Picture of the church in Michigan where I became Orthodox 18 years ago this August.
My Husband and I had a month long adventure... we drove to Michigan the Friday of Memorial Day weekend... it was one of the best trips out we've had yet. Thank God we left early and missed the storms...
My beloved worked remotely (a new perk because of the pandemic) most of the time he was there... he drove back by himself (we were all praying!) as I had to be at my foster-nephew's birthday party this past weekend... and I had a wonderful long monastary visit that was a real balm to my heart... the birthday party went well... and I met some of the now 3 year old's birth family and that went well... it's not easy (the grief) and I can't write about it more but I can say that I have a lot of hope and am praying a lot about this.
I got some great advice (and research time!) for my writing project at the Monastery... I can't tell you what a deep blessing that time was... I only can wish everyone would have such blessings!
I got back last night... my Husband picked me up... and today he helped me put the pantry back to rights... we had to empty much of it so that we could have our AC fixed back in May!
I really felt like I had a journey this past month, and a lot of it was grieving what we hoped for (an adopted newphew) and adjusting to how things were going. I definetly had a lot of grieving and processing. Thanks to everyone who has left comments and/or prayed for me (and family) about this...

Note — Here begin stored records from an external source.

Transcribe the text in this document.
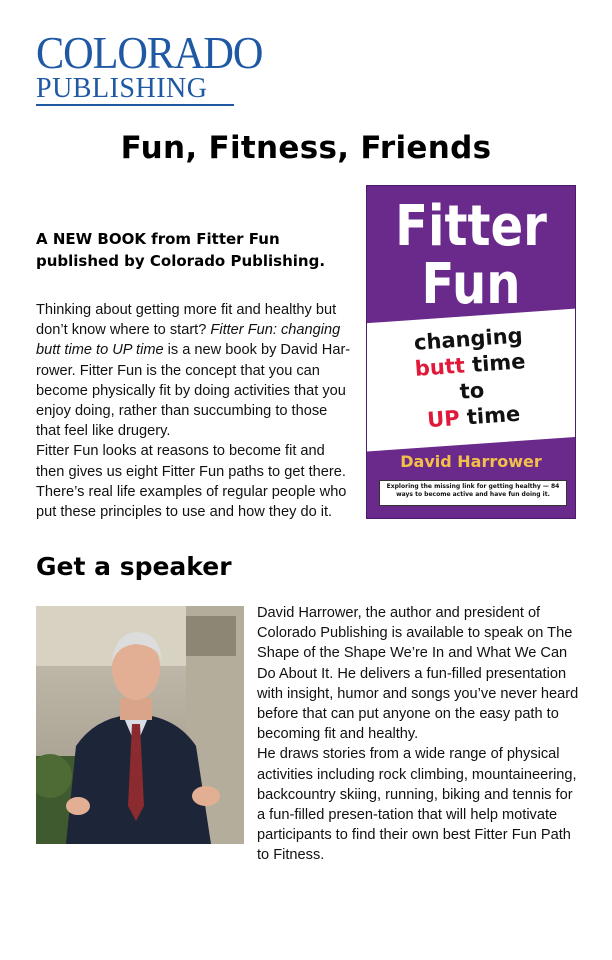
COLORADO
PUBLISHING
Fun, Fitness, Friends
A NEW BOOK from Fitter Fun
published by Colorado Publishing.

Thinking about getting more fit and healthy but don’t know where to start? Fitter Fun: changing butt time to UP time is a new book by David Har-rower. Fitter Fun is the concept that you can become physically fit by doing activities that you enjoy doing, rather than succumbing to those that feel like drugery.

Fitter Fun looks at reasons to become fit and then gives us eight Fitter Fun paths to get there. There’s real life examples of regular people who put these principles to use and how they do it.

Fitter
Fun
changing
butt time
to
UP time
David Harrower
Exploring the missing link for getting healthy — 84 ways to become active and have fun doing it.
Get a speaker

David Harrower, the author and president of Colorado Publishing is available to speak on The Shape of the Shape We’re In and What We Can Do About It. He delivers a fun-filled presentation with insight, humor and songs you’ve never heard before that can put anyone on the easy path to becoming fit and healthy.

He draws stories from a wide range of physical activities including rock climbing, mountaineering, backcountry skiing, running, biking and tennis for a fun-filled presen-tation that will help motivate participants to find their own best Fitter Fun Path to Fitness.
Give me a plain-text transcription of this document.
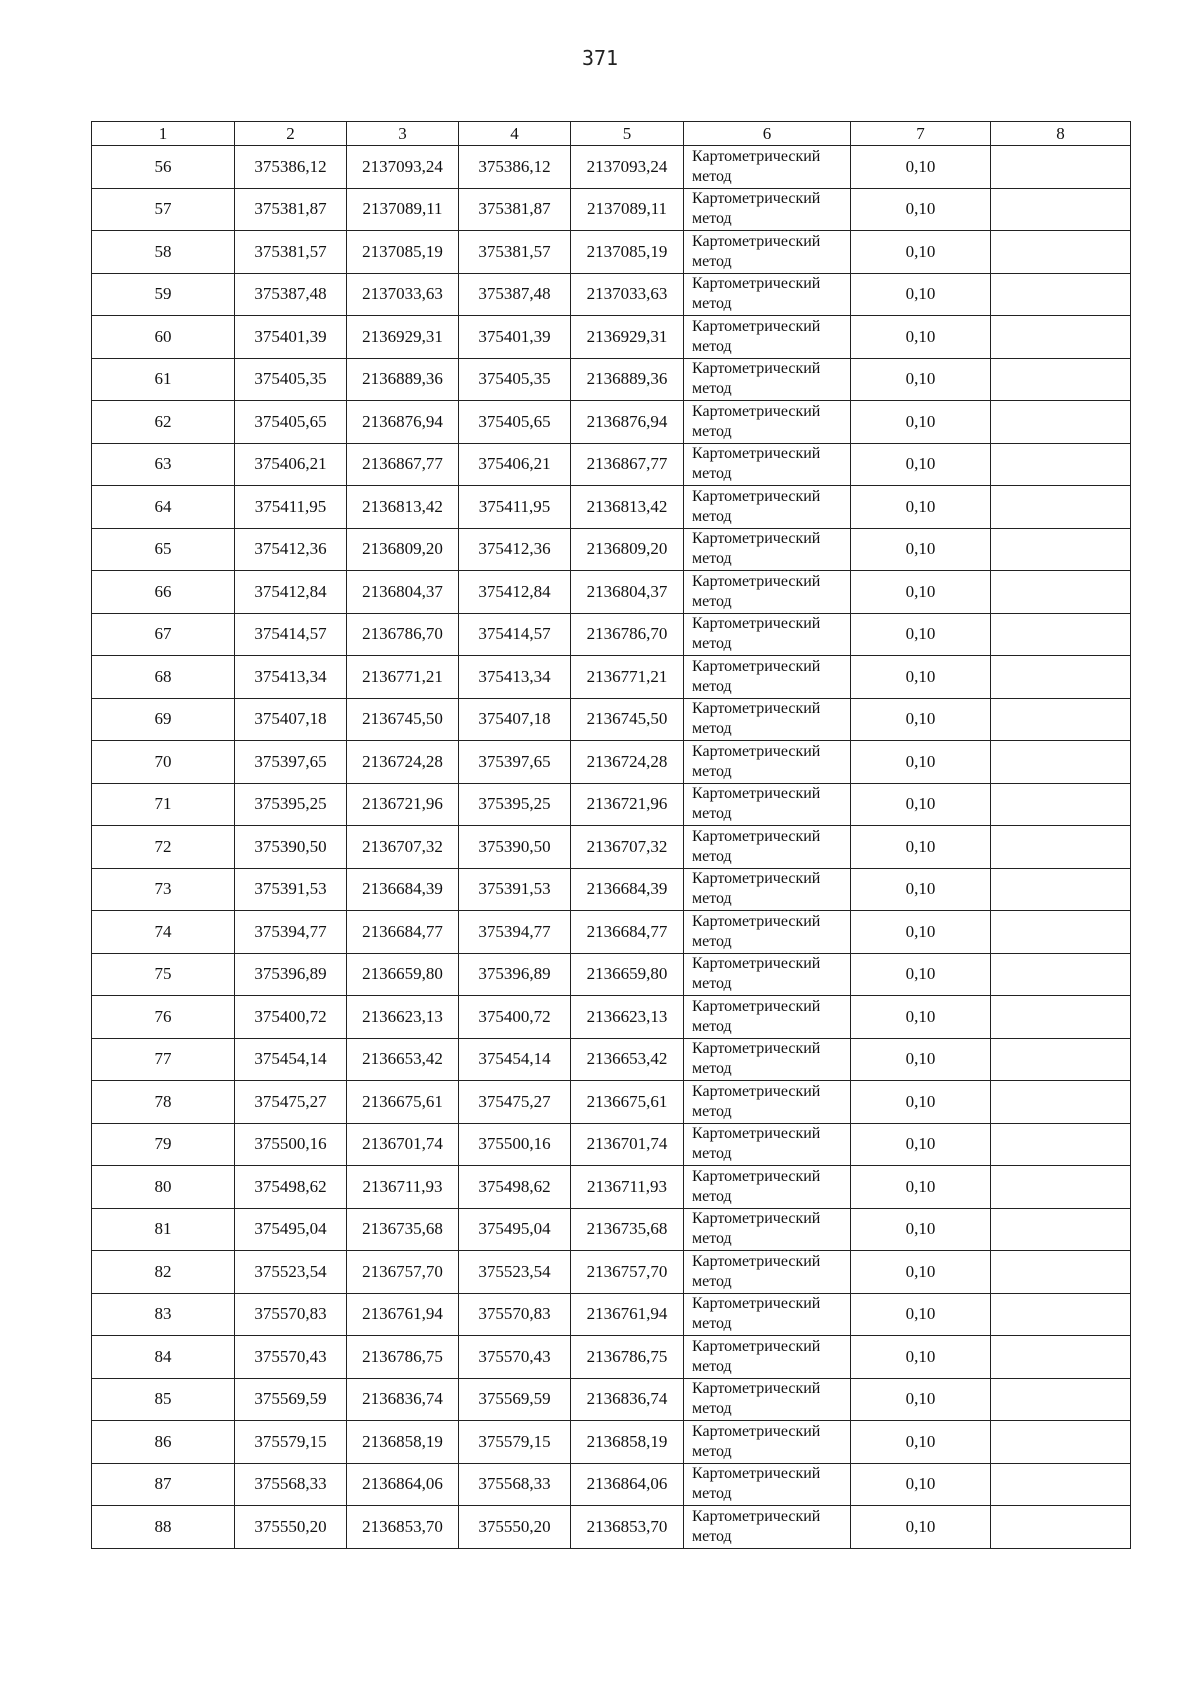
371
1	2	3	4	5	6	7	8
56	375386,12	2137093,24	375386,12	2137093,24	Картометрический метод	0,10	
57	375381,87	2137089,11	375381,87	2137089,11	Картометрический метод	0,10	
58	375381,57	2137085,19	375381,57	2137085,19	Картометрический метод	0,10	
59	375387,48	2137033,63	375387,48	2137033,63	Картометрический метод	0,10	
60	375401,39	2136929,31	375401,39	2136929,31	Картометрический метод	0,10	
61	375405,35	2136889,36	375405,35	2136889,36	Картометрический метод	0,10	
62	375405,65	2136876,94	375405,65	2136876,94	Картометрический метод	0,10	
63	375406,21	2136867,77	375406,21	2136867,77	Картометрический метод	0,10	
64	375411,95	2136813,42	375411,95	2136813,42	Картометрический метод	0,10	
65	375412,36	2136809,20	375412,36	2136809,20	Картометрический метод	0,10	
66	375412,84	2136804,37	375412,84	2136804,37	Картометрический метод	0,10	
67	375414,57	2136786,70	375414,57	2136786,70	Картометрический метод	0,10	
68	375413,34	2136771,21	375413,34	2136771,21	Картометрический метод	0,10	
69	375407,18	2136745,50	375407,18	2136745,50	Картометрический метод	0,10	
70	375397,65	2136724,28	375397,65	2136724,28	Картометрический метод	0,10	
71	375395,25	2136721,96	375395,25	2136721,96	Картометрический метод	0,10	
72	375390,50	2136707,32	375390,50	2136707,32	Картометрический метод	0,10	
73	375391,53	2136684,39	375391,53	2136684,39	Картометрический метод	0,10	
74	375394,77	2136684,77	375394,77	2136684,77	Картометрический метод	0,10	
75	375396,89	2136659,80	375396,89	2136659,80	Картометрический метод	0,10	
76	375400,72	2136623,13	375400,72	2136623,13	Картометрический метод	0,10	
77	375454,14	2136653,42	375454,14	2136653,42	Картометрический метод	0,10	
78	375475,27	2136675,61	375475,27	2136675,61	Картометрический метод	0,10	
79	375500,16	2136701,74	375500,16	2136701,74	Картометрический метод	0,10	
80	375498,62	2136711,93	375498,62	2136711,93	Картометрический метод	0,10	
81	375495,04	2136735,68	375495,04	2136735,68	Картометрический метод	0,10	
82	375523,54	2136757,70	375523,54	2136757,70	Картометрический метод	0,10	
83	375570,83	2136761,94	375570,83	2136761,94	Картометрический метод	0,10	
84	375570,43	2136786,75	375570,43	2136786,75	Картометрический метод	0,10	
85	375569,59	2136836,74	375569,59	2136836,74	Картометрический метод	0,10	
86	375579,15	2136858,19	375579,15	2136858,19	Картометрический метод	0,10	
87	375568,33	2136864,06	375568,33	2136864,06	Картометрический метод	0,10	
88	375550,20	2136853,70	375550,20	2136853,70	Картометрический метод	0,10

I feel like my head is back on straight. Now tomorrow DV I hope to finish cleaning the house (mostly done now! that pantry was a lot of work!). And then I have to get back to my writing project.
I am mostly off Instagram right now (sorry about that) but I realized that I need to devote more time to the writing project and Instagram is quite addictive for me and I would lose too much time on it. And I feel very called to my writing project and realized I could not do everything.
Well, that's what's going on in my world. I pray that God will have mercy on all of us and save us!
It's great to see a post from you and to know that you're doing okay!
ReplyDeleteThere are certainly words of hope here. Foster parenting is loving most unselfishly and being the hands and feet and heart of Jesus. The results of it will simply sometimes not be seen on this side of eternity. My heart goes out to all.
ReplyDeleteIt's a hard thing your family is experiencing here. Praying You will all find comfort in each other and in the Lord as you go through this painful transition.